Like I said, I feel like I'm living in a parallel dimension.
I do not know where people work.
I do know that if you're a god damned receptionist at my company or any of our competi-mates and you say "hmmm.. can I take some classes to try to get more technical" they will throw wheelbarrows full of cash at you. They will give you WAAAAAY past the non-taxable benefit for education and then give you a raise or bonus to cover the taxes.
Kind of a weird reply. What it sounds like they need is an EE with experience in radio/comms. That’s a rare skillset these days. I’m not sure why that’s rage worthy.
Florida is currently eating the lunch of most other states in terms of domestic migration, so while we might not check off the "elitist" boxes, we're apparently doing something right.
Very misleading and a misunderstanding of what's actually going on.
Example: "The Census Bureau reported in 2021 that a paltry 28% of STEM grads are working in these supposedly in-demand, highly paid and important STEM jobs."

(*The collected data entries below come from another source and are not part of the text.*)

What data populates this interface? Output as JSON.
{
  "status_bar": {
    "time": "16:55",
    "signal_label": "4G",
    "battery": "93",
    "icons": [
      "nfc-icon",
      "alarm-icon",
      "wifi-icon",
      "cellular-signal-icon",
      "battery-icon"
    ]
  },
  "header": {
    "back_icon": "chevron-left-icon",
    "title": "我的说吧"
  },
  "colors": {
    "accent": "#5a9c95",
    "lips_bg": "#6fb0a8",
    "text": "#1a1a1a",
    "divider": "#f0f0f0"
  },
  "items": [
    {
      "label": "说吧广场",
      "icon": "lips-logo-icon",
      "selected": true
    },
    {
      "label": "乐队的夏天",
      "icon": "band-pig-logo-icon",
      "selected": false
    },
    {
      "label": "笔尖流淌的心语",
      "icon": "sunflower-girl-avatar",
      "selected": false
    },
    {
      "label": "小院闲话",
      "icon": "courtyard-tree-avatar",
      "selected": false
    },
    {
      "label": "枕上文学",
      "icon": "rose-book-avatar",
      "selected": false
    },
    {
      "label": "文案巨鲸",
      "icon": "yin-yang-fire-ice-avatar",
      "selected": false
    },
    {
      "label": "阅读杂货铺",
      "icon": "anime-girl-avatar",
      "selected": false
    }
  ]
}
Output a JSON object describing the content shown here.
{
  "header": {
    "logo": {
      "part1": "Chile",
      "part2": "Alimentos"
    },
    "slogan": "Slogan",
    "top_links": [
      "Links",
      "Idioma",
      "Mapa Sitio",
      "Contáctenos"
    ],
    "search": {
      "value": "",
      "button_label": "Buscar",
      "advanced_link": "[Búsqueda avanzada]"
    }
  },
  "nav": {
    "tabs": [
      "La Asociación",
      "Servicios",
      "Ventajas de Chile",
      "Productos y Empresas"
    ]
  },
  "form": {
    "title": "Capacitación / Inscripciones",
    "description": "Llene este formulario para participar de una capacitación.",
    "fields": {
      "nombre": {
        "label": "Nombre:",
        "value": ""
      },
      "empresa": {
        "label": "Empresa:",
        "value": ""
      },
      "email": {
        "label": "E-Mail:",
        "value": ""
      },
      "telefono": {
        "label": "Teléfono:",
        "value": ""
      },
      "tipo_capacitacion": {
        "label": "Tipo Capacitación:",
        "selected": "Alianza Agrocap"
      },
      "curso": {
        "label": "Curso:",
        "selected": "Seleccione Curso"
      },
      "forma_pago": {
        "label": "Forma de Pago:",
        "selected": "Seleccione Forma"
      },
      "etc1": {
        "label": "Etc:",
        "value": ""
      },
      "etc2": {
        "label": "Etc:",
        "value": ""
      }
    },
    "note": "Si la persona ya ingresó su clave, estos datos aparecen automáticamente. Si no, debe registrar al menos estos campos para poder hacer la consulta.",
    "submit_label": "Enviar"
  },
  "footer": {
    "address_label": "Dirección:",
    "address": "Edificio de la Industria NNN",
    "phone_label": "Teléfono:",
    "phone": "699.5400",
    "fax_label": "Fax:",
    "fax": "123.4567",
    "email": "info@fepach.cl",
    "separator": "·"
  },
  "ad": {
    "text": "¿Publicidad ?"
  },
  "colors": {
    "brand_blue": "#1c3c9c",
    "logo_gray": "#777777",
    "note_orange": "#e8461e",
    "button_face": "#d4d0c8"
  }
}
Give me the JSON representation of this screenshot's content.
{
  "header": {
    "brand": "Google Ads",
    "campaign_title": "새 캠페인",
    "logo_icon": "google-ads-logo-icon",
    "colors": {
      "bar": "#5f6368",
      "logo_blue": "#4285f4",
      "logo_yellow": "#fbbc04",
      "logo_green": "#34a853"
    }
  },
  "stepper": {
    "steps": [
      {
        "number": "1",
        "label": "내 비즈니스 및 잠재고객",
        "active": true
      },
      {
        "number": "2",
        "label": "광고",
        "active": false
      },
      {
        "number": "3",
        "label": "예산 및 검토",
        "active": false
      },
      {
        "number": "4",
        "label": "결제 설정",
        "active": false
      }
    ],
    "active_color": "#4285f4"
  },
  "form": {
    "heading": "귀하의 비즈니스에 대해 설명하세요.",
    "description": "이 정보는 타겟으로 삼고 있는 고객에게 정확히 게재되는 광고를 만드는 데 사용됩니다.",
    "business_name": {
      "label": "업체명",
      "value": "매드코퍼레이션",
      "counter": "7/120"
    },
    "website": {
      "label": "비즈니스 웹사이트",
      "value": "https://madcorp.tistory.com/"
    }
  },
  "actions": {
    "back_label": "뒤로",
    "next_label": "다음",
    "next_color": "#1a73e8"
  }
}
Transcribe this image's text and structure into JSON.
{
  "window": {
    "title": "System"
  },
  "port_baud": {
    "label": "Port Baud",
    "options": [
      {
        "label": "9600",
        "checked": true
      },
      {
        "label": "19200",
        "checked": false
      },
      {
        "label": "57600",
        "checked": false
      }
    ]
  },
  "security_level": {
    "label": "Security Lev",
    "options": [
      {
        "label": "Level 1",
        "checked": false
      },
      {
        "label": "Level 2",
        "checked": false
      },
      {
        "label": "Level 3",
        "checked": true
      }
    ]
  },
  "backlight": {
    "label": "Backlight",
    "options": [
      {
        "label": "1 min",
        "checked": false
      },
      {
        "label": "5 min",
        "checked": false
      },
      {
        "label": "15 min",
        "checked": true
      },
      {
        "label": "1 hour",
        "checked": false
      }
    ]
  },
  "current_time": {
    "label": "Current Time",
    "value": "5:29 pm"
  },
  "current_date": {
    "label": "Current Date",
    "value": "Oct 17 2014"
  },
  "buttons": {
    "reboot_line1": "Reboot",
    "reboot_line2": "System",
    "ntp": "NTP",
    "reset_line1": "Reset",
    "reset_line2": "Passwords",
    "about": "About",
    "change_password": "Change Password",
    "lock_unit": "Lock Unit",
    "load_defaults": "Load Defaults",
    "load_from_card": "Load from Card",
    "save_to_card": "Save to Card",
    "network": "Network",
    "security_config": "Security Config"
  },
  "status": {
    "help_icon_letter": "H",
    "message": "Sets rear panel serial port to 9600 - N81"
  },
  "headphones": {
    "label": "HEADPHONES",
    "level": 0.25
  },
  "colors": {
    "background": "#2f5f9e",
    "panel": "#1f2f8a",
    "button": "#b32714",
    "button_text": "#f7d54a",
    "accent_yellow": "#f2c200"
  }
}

It's not 28% of all STEM grads, it's 28% of physical science STEM grads.
https://www.census.gov/library/stories/2021/06/does-majoring...
I'm going to do a better job than some shmuck journo.
"37% reported a bachelor’s degree in science or engineering but only 14% worked in a STEM occupation" & "About half of workers who majored in engineering (52%) or computer, mathematics, and statistics majors (51%) worked in STEM."
This makes a lot of sense, about half of all STEM grads are going into STEM jobs. It's in tandem with the famous 50% of lawyers are not practicing law.
I'm certain that if you started doing breakdowns of demographics you would result in it making even more sense and easily explainable.